In 1999, after photographer Lucy Gray met Waldo and her infant son, Gray then asked Waldo to work on a long-term photography project about her experience as a dancer and mother, which her colleagues Tina LeBlanc and Kristin Long also participated. The project lasted fourteen years, and the photographs were published in the 2015 book Balancing Acts: Three Prima Ballerinas Becoming Mothers.

In 2002, Waldo and fellow San Francisco Ballet dancers Long, LeBlanc, Roman Rykine and Gennadi Nedvigin won the Isadora Duncan Dance Award for Ensemble Performance, for their performances in Forsythe's The Vertiginous Thrill of Exactitude.
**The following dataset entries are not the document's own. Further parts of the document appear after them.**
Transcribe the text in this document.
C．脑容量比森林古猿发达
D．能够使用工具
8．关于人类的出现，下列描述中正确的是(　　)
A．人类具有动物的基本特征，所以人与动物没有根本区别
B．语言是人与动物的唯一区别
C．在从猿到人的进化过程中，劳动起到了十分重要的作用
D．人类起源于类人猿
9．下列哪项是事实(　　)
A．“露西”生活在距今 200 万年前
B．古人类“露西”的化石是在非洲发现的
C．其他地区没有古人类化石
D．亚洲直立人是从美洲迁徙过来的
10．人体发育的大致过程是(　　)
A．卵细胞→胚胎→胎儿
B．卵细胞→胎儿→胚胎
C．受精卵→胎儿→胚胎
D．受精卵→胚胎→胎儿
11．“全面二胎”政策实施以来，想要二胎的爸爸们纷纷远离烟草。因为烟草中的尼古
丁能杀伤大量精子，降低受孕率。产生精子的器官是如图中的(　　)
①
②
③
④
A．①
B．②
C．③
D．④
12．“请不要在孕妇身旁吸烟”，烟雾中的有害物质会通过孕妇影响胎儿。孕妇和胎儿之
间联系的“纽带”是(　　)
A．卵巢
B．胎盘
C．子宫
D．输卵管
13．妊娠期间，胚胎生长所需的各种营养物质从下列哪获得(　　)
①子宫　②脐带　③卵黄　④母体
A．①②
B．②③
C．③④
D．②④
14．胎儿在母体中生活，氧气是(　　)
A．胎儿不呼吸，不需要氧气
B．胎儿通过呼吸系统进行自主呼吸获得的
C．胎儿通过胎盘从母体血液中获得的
She won the award again the following year with Joanna Berman and Julie Diana for Robbins' Dances at a Gathering.

In 2004, 2006 and 2007, Waldo worked as ballet master and choreographer's assistant for Christopher Wheeldon and Yuri Posskhov at the Bolshoi Ballet, including for Possokhov's Magrittomania. Then, in the San Francisco Ballet New Works Festival in 2008, she served as choreographer's assistant to Wheeldon again, while also helping company artistic director Helgi Tomasson.

Waldo retired from performing in 2010, after a 22-year career, making her the last dancer hired or promoted by Tomasson in late 1980s to retire. While retiring dancers usually don't create roles in new ballets, Waldo was cast in Zanella's Underskin as dancer Vitor Luiz needed a partner. Therefore, Underskin became part of her farewell program. She remains in the San Francisco Ballet as a ballet master. In 2013, she briefly came out of retirement to perform in Wheeldon's Cinderella as the stepmother.

==Personal life==
In 1989, Waldo married Marshall Crutcher, a composer. Their son was born in 1999.